Restoration of tissue damage, and never activity after hypoxia–ischemia by implantation of peripheral blood mononuclear cells

• We reported a simple and effective therapeutic approach for HI encephalopathy.
• Peripheral blood mononuclear cells survived and located in the damage area of brain.
• Peripheral blood mononuclear cells expressed neural marker after transplantation.
• Cell therapy reduced motor impairment, lesion volume and nerve cell apoptosis of rats.
• Migration of cells might be dictated by the damaged brain via SDF-1-dependent pathway.

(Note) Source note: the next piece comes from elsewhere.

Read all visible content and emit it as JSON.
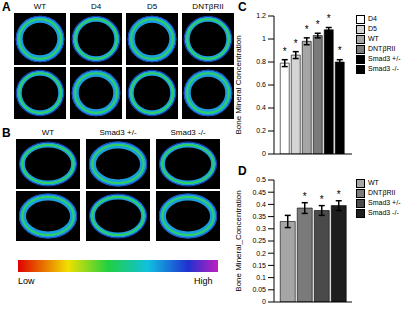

Hypoxia–ischemia (HI) encephalopathy is a frequent cause of disability and mortality with limited therapeutic options. Here, we collected peripheral blood mononuclear cells (PB-MNCs) from healthy donors and labeled them with CM-DiI before implanting these cells by tail-vein injection into rats at day 3 after hypoxia–ischemia (HI). For immune-suppression the animals received daily injections of cyclosporine throughout the experiment, commencing 24 h before cell transplantation. Then we observed the PB-MNCs by fluorescent microscopy, examined motor function of rats by rotarod and cylinder tests, measured the lesion volume using image-pro plus software, and analyzed the apoptosis of neural cells in HI rats by tunnel assay. The results showed PB-MNCs could survive in the brain of hosts, migrate to the damage area and express neural marker. In addition, The HI rats that received PB-MNCs showed a reduction in motor function impairment, lesion volume and neural cell apoptosis. To better understand the mechanism of cell migration, PB-MNCs were also injected into normal rats via tail-vein. The expression of stromal cell-derived factor-1 (SDF-1) in the brain of normal and HI rats was measured by RT- PCR and western-blot, while the response of PB-MNCs in vitro to HI or normal brain extracts were measured by cell migration assay. Collectively these data suggest that the migration of PB-MNCs is directed to the damaged brain through an SDF-1-dependent pathway. Our results suggest that intravenous transplantation of PB-MNCs may be a feasible candidate for HI therapy.